Fact is, radical Islam lives in an even more romanticized and twisted version of the past than the rest of the Islamic world, and can never forget that Islam once ruled in Europe. Many Arabs have never forgiven Spain for the loss of Al-Andalus and consider losing such a jewel in the crown of Islam a burning insult gone unpunished. Spain was a logical target by radical Islamist standards for that alone by way of payback for seeming historical wrongs; being our ally didn’t bring this on them, being Spanish did. Maybe Zapatero thinks that if he runs back inside and hides under the bed, the bad men he told to stay off the lawn won’t burn down his house.
Sgt. Hook is going OCONUS to the ‘Stan. I’ve known it was coming right about now, but suddenly it’s here and happening, and holy shit…
There are lots of quotes I could mangle and misquote right about now, but I won’t waste time with the corn or cheese - fact is, I’m finding myself teared up with worry for a soldier I’ve never met and the men he’s taking into a dark place. Best wishes, gratitude, and godspeed - may they all shine light into that darkness and return home safe and sound. Thanks simply aren’t enough, not to them, nor to their families who can only wait.

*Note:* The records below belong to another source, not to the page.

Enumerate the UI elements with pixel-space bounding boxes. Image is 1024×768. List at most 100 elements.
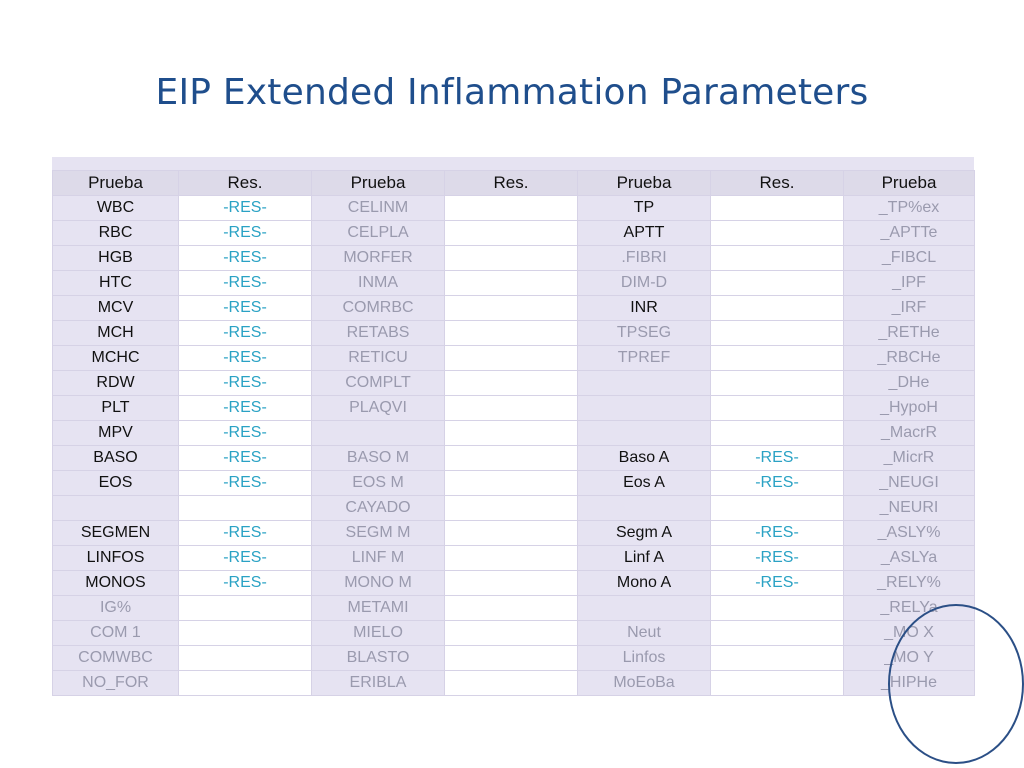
result-cell bbox=[444, 220, 578, 246]
test-cell: _NEURI bbox=[843, 495, 975, 521]
result-cell: -RES- bbox=[178, 220, 312, 246]
result-cell bbox=[710, 220, 844, 246]
result-cell bbox=[710, 245, 844, 271]
result-cell bbox=[444, 520, 578, 546]
test-cell: SEGMEN bbox=[52, 520, 179, 546]
result-cell bbox=[444, 395, 578, 421]
result-cell: -RES- bbox=[178, 395, 312, 421]
result-cell bbox=[710, 645, 844, 671]
result-cell bbox=[444, 620, 578, 646]
table-row: COM 1 MIELO Neut _MO X bbox=[52, 620, 975, 646]
result-cell bbox=[710, 670, 844, 696]
col-header-prueba: Prueba bbox=[52, 170, 179, 196]
test-cell: WBC bbox=[52, 195, 179, 221]
result-cell bbox=[178, 495, 312, 521]
test-cell: COMPLT bbox=[311, 370, 445, 396]
result-cell: -RES- bbox=[710, 520, 844, 546]
table-row: HTC -RES- INMA DIM-D _IPF bbox=[52, 270, 975, 296]
test-cell: _RELY% bbox=[843, 570, 975, 596]
result-cell bbox=[710, 345, 844, 371]
test-cell: MIELO bbox=[311, 620, 445, 646]
table-row: RDW -RES- COMPLT _DHe bbox=[52, 370, 975, 396]
test-cell: LINF M bbox=[311, 545, 445, 571]
test-cell: EOS bbox=[52, 470, 179, 496]
result-cell bbox=[710, 195, 844, 221]
col-header-res: Res. bbox=[710, 170, 844, 196]
result-cell: -RES- bbox=[178, 295, 312, 321]
test-cell: RBC bbox=[52, 220, 179, 246]
result-cell: -RES- bbox=[178, 320, 312, 346]
result-cell bbox=[444, 445, 578, 471]
test-cell: TPREF bbox=[577, 345, 711, 371]
test-cell: _MO Y bbox=[843, 645, 975, 671]
result-cell bbox=[178, 670, 312, 696]
test-cell: APTT bbox=[577, 220, 711, 246]
result-cell bbox=[444, 320, 578, 346]
test-cell: COM 1 bbox=[52, 620, 179, 646]
test-cell: CELINM bbox=[311, 195, 445, 221]
result-cell bbox=[444, 245, 578, 271]
test-cell: _RETHe bbox=[843, 320, 975, 346]
table-row: MCH -RES- RETABS TPSEG _RETHe bbox=[52, 320, 975, 346]
test-cell: _MO X bbox=[843, 620, 975, 646]
result-cell: -RES- bbox=[710, 570, 844, 596]
table-row: LINFOS -RES- LINF M Linf A -RES- _ASLYa bbox=[52, 545, 975, 571]
slide-title: EIP Extended Inflammation Parameters bbox=[155, 72, 869, 113]
test-cell bbox=[311, 420, 445, 446]
parameters-table: Prueba Res. Prueba Res. Prueba Res. Prue… bbox=[52, 170, 975, 696]
table-row: IG% METAMI _RELYa bbox=[52, 595, 975, 621]
test-cell: NO_FOR bbox=[52, 670, 179, 696]
test-cell bbox=[577, 495, 711, 521]
result-cell bbox=[178, 595, 312, 621]
test-cell: BASO M bbox=[311, 445, 445, 471]
result-cell bbox=[444, 195, 578, 221]
test-cell: _APTTe bbox=[843, 220, 975, 246]
table-row: WBC -RES- CELINM TP _TP%ex bbox=[52, 195, 975, 221]
test-cell: METAMI bbox=[311, 595, 445, 621]
test-cell: _TP%ex bbox=[843, 195, 975, 221]
test-cell: HTC bbox=[52, 270, 179, 296]
col-header-prueba: Prueba bbox=[843, 170, 975, 196]
test-cell: Baso A bbox=[577, 445, 711, 471]
test-cell: RETABS bbox=[311, 320, 445, 346]
test-cell bbox=[577, 370, 711, 396]
test-cell: RETICU bbox=[311, 345, 445, 371]
test-cell: MCHC bbox=[52, 345, 179, 371]
test-cell: DIM-D bbox=[577, 270, 711, 296]
test-cell: MONO M bbox=[311, 570, 445, 596]
result-cell bbox=[178, 620, 312, 646]
test-cell: Mono A bbox=[577, 570, 711, 596]
test-cell: _RBCHe bbox=[843, 345, 975, 371]
test-cell: TPSEG bbox=[577, 320, 711, 346]
test-cell: _MicrR bbox=[843, 445, 975, 471]
result-cell: -RES- bbox=[178, 420, 312, 446]
result-cell bbox=[444, 470, 578, 496]
table-row: MCV -RES- COMRBC INR _IRF bbox=[52, 295, 975, 321]
col-header-res: Res. bbox=[178, 170, 312, 196]
test-cell: RDW bbox=[52, 370, 179, 396]
table-row: MONOS -RES- MONO M Mono A -RES- _RELY% bbox=[52, 570, 975, 596]
test-cell: CAYADO bbox=[311, 495, 445, 521]
result-cell bbox=[710, 595, 844, 621]
result-cell: -RES- bbox=[178, 520, 312, 546]
test-cell: INR bbox=[577, 295, 711, 321]
test-cell: _NEUGI bbox=[843, 470, 975, 496]
test-cell: MONOS bbox=[52, 570, 179, 596]
test-cell: INMA bbox=[311, 270, 445, 296]
table-row: COMWBC BLASTO Linfos _MO Y bbox=[52, 645, 975, 671]
test-cell: CELPLA bbox=[311, 220, 445, 246]
test-cell: EOS M bbox=[311, 470, 445, 496]
test-cell: MPV bbox=[52, 420, 179, 446]
test-cell bbox=[52, 495, 179, 521]
test-cell bbox=[577, 420, 711, 446]
test-cell: _DHe bbox=[843, 370, 975, 396]
result-cell bbox=[178, 645, 312, 671]
result-cell bbox=[444, 570, 578, 596]
result-cell bbox=[710, 395, 844, 421]
test-cell: MoEoBa bbox=[577, 670, 711, 696]
test-cell bbox=[577, 395, 711, 421]
test-cell: _HypoH bbox=[843, 395, 975, 421]
test-cell: PLT bbox=[52, 395, 179, 421]
test-cell: IG% bbox=[52, 595, 179, 621]
result-cell: -RES- bbox=[178, 570, 312, 596]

So I log into my work email from home early this morning while I’m sipping my cuppa nectar o’life, and I see an email from the HR folk informing us of corporate policy on Halloween decorations - specifically titled (cover the childrens’ eyes) “Halloween Decoration Guidelines”. Immediately my brain goes into a stress-cortisol death spiral and the ferrets rejoice, shrieking in their ultra-sonic voices that I work for a company with a corporate policy on Halloween decorations. With a title and everything. There’s probably an actual document somewhere, with a cover and all three brads. I am in hell.
“But wait,” the newly fledged animus on my shoulder cries. “Hell is a place you can never get away from, never leave, never escape, even in your mind. This dayjob doojie is something you can walk away from after you’ve done your eight or nine hours, and with the amount of brainspace you’re actually using (or more accurately, not using) to get the job there done, you’ve got plenty of time left for mental escapism and the bolstering of a rich fantasy life. So technically you’re not in hell. Corporate heck, maybe, but only if you think about it during the hours of 6:00 p.m. to 8:00 a.m.”
By that definition writing is hell. I think my animus is conflicted. But the ferrets got quiet again, so I’ll take it.